Clinical Outcomes After Conversion from Low-Molecular-Weight Heparin to Unfractionated Heparin for Venous Thromboembolism Prophylaxis

Discussion

Because the efficacy of UFH and LMWH for VTE prophylaxis are equivalent [6],choosing between them involves many factors including patient-level risk factors such as renal function, risk of bleeding, as well as other considerations such as nursing time, patient preference, risk of HIT, and acquisition cost. Indeed, the most recent version of the American College of Chest Physicians guidelines for prophylaxis against VTE note that both drugs are recommended with an evidence grade of IB [7].Cost is among the considerations considered appropriate in choosing among agents. The difference in acquisition costs of > $20 per patient per day can have a major financial impact on hospital’s pharmacy budget and may be decisive. But a focus only on acquisition cost is short sighted as the 2 medications have different complication rates with regard to HIT. Thus the need to track HIT incidence after protocol changes are made is paramount.

In our study, we did not measure thrombocytopenia as an endpoint because acquired thrombocytopenia is too common and multifactorial to be a meaningful. Rather, we used the clinical suspicion for HIT as measured by both the number of times the BPA fired warnings of low platelets in the setting of recent heparin use and the number of times clinicians suspected HIT enough to order a HIT assay. We also used actual outcomes (clinically adjudicated cases of HIT and HITT). Our data shows substantial compliance among clinicians with the voluntary conversion to UFH with an immediate and sustained shift to UFH so that UFH was used in 86% of patients. Corresponding cost savings were achieved in heparin acquisition. Unlike some prior reports, there was a minimal burden of HIT as measured by the unchanged number of BPAs, monthly HIT assays and the unchanged clinical risk 4T scores among those patients in whom the test was ordered pre and post intervention. HIT rates were not statistically different after the order set conversion took effect.
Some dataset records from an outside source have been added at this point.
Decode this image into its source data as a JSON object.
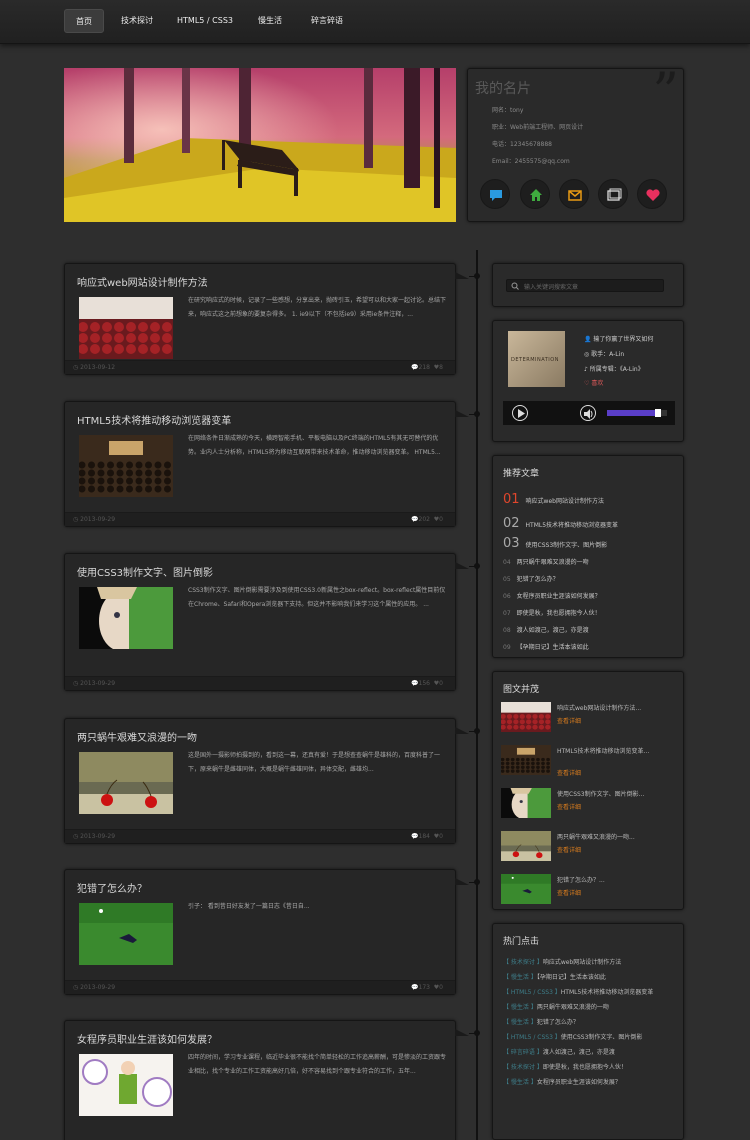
{
  "nav": {
    "items": [
      "首页",
      "技术探讨",
      "HTML5 / CSS3",
      "慢生活",
      "碎言碎语"
    ]
  },
  "card": {
    "title": "我的名片",
    "name": "网名：tony",
    "job": "职业：Web前端工程师、网页设计",
    "phone": "电话：12345678888",
    "email": "Email：2455575@qq.com"
  },
  "social_icons": [
    "chat-icon",
    "home-icon",
    "mail-icon",
    "gallery-icon",
    "heart-icon"
  ],
  "search": {
    "placeholder": "输入关键词搜索文章"
  },
  "music": {
    "cover_text": "DETERMINATION",
    "song": "输了你赢了世界又如何",
    "singer": "歌手：A-Lin",
    "album": "所属专辑：《A-Lin》",
    "like": "喜欢",
    "progress": 0.0,
    "volume": 0.85
  },
  "posts": [
    {
      "title": "响应式web网站设计制作方法",
      "text": "在研究响应式的时候，记录了一些感想，分享出来，抛砖引玉，希望可以和大家一起讨论。总结下来，响应式这之前想象的要复杂得多。 1. ie9以下（不包括ie9）采用ie条件注释，...",
      "date": "2013-09-12",
      "comments": "218",
      "likes": "8",
      "thumb": "cinema"
    },
    {
      "title": "HTML5技术将推动移动浏览器变革",
      "text": "在网络条件日渐成熟的今天，横跨智能手机、平板电脑以及PC终端的HTML5有其无可替代的优势。业内人士分析称，HTML5将为移动互联网带来技术革命，推动移动浏览器变革。 HTML5...",
      "date": "2013-09-29",
      "comments": "202",
      "likes": "0",
      "thumb": "conference"
    },
    {
      "title": "使用CSS3制作文字、图片倒影",
      "text": "CSS3制作文字、图片倒影需要涉及到使用CSS3.0新属性之box-reflect。box-reflect属性目前仅在Chrome、Safari和Opera浏览器下支持。但这并不影响我们来学习这个属性的应用。 ...",
      "date": "2013-09-29",
      "comments": "156",
      "likes": "0",
      "thumb": "face"
    },
    {
      "title": "两只蜗牛艰难又浪漫的一吻",
      "text": "这是国外一摄影师拍摄到的，看到这一幕，还真有爱！于是想查查蜗牛是雄科的，百度科普了一下，原来蜗牛是雌雄同体，大概是蜗牛雌雄同体，异体交配，雌雄均...",
      "date": "2013-09-29",
      "comments": "184",
      "likes": "0",
      "thumb": "cherry"
    },
    {
      "title": "犯错了怎么办？",
      "text": "引子： 看到昔日好友发了一篇日志《昔日自...",
      "date": "2013-09-29",
      "comments": "173",
      "likes": "0",
      "thumb": "soccer"
    },
    {
      "title": "女程序员职业生涯该如何发展？",
      "text": "四年的时间，学习专业课程，临近毕业很不能找个简单轻松的工作追高薪酬，可是惨淡的工资跟专业相比，找个专业的工作工资能高好几倍，好不容易找到个跟专业符合的工作，五年...",
      "date": "",
      "comments": "",
      "likes": "",
      "thumb": "clock"
    }
  ],
  "recommend": {
    "title": "推荐文章",
    "items": [
      {
        "num": "01",
        "label": "响应式web网站设计制作方法"
      },
      {
        "num": "02",
        "label": "HTML5技术将推动移动浏览器变革"
      },
      {
        "num": "03",
        "label": "使用CSS3制作文字、图片倒影"
      },
      {
        "num": "04",
        "label": "两只蜗牛艰难又浪漫的一吻"
      },
      {
        "num": "05",
        "label": "犯错了怎么办？"
      },
      {
        "num": "06",
        "label": "女程序员职业生涯该如何发展？"
      },
      {
        "num": "07",
        "label": "即使是秋，我也愿拥抱今人伙！"
      },
      {
        "num": "08",
        "label": "渡人如渡己，渡己，亦是渡"
      },
      {
        "num": "09",
        "label": "【孕期日记】生活本该如此"
      }
    ]
  },
  "pictures": {
    "title": "图文并茂",
    "more": "查看详细",
    "items": [
      {
        "label": "响应式web网站设计制作方法...",
        "thumb": "cinema"
      },
      {
        "label": "HTML5技术将推动移动浏览变革...",
        "thumb": "conference"
      },
      {
        "label": "使用CSS3制作文字、图片倒影...",
        "thumb": "face"
      },
      {
        "label": "两只蜗牛艰难又浪漫的一吻...",
        "thumb": "cherry"
      },
      {
        "label": "犯错了怎么办？...",
        "thumb": "soccer"
      }
    ]
  },
  "hot": {
    "title": "热门点击",
    "items": [
      {
        "cat": "【 技术探讨 】",
        "label": "响应式web网站设计制作方法"
      },
      {
        "cat": "【 慢生活 】",
        "label": "【孕期日记】生活本该如此"
      },
      {
        "cat": "【 HTML5 / CSS3 】",
        "label": "HTML5技术将推动移动浏览器变革"
      },
      {
        "cat": "【 慢生活 】",
        "label": "两只蜗牛艰难又浪漫的一吻"
      },
      {
        "cat": "【 慢生活 】",
        "label": "犯错了怎么办？"
      },
      {
        "cat": "【 HTML5 / CSS3 】",
        "label": "使用CSS3制作文字、图片倒影"
      },
      {
        "cat": "【 碎言碎语 】",
        "label": "渡人如渡己，渡己，亦是渡"
      },
      {
        "cat": "【 技术探讨 】",
        "label": "即使是秋，我也愿拥抱今人伙！"
      },
      {
        "cat": "【 慢生活 】",
        "label": "女程序员职业生涯该如何发展？"
      }
    ]
  }
}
Our results and study design are similar but not identical to that of Zhou et al, who found that a campaign to increase VTE prophylaxis resulted in 71% increase of UFH use over 5 years but no increase in number of HIT assays ordered or in the distribution of HIT assay results-both surrogate endpoints [5].But not all analyses of heparin order interventions show similar results. A recent study of a heparin avoidance program in a Canadian tertiary care hospital showed a reduction of 79% and 91% in adjudicated cases of HIT and HITT respectively [4].Moreover, hospital-related expenditures for HIT decreased by nearly $267,000 (Canadian dollars) per year though the additional acquisition costs of LMWH were not stated.A small retrospective heparin avoidance protocol among orthopedic surgery patients showed a reduction of HIT incidence from 5.2% with UFH to 0% with LMWH after universal substitution of LMWH for UFH [8].A recent systematic review identified only 3 prospective studies involving over 1398 postoperative surgical patients that measured HIT and HITT as outcomes [9].The review authors, in pooled analysis, found a lower incidence of HIT and HITT with LMWH postoperatively but downgraded the evidence to “low quality” due to methodologic issues and concerns over bias.A nested case-control study of adult medical patients found that HIT was 6 times more common with UFH than with LMWH and the cost of admissions associated with HIT was 3.5 times higher than for those without HIT, though this increase in costs are not necessarily due to the HIT diagnosis itself but may be markers of patients with more severe illness [10].The duration of heparin therapy was not stated.

There are several potential reasons that our data differs from some of the previous reports described above. We used a strict definition of HIT, requiring the serotonin release assay to be positive in the appropriate clinical setting and did not rely solely upon antibody tests to make the diagnosis, a less rigorous standard found in some studies. Furthermore, our results may differ from previously reports because of differences in patient risk and duration of therapy. Our institution does not perform cardiac surgery and the very large orthopedic surgery programs do not generally use heparin. Another potentially important difference in our study from prior studies is that many of the patients treated at this institution did not receive heparin long enough to be considered at risk; only a quarter were treated for longer than 5 days, generally considered a minumum [11].This is less than half of the duration of the patients in the studies included in the meta-analysis of HIT incidence [2].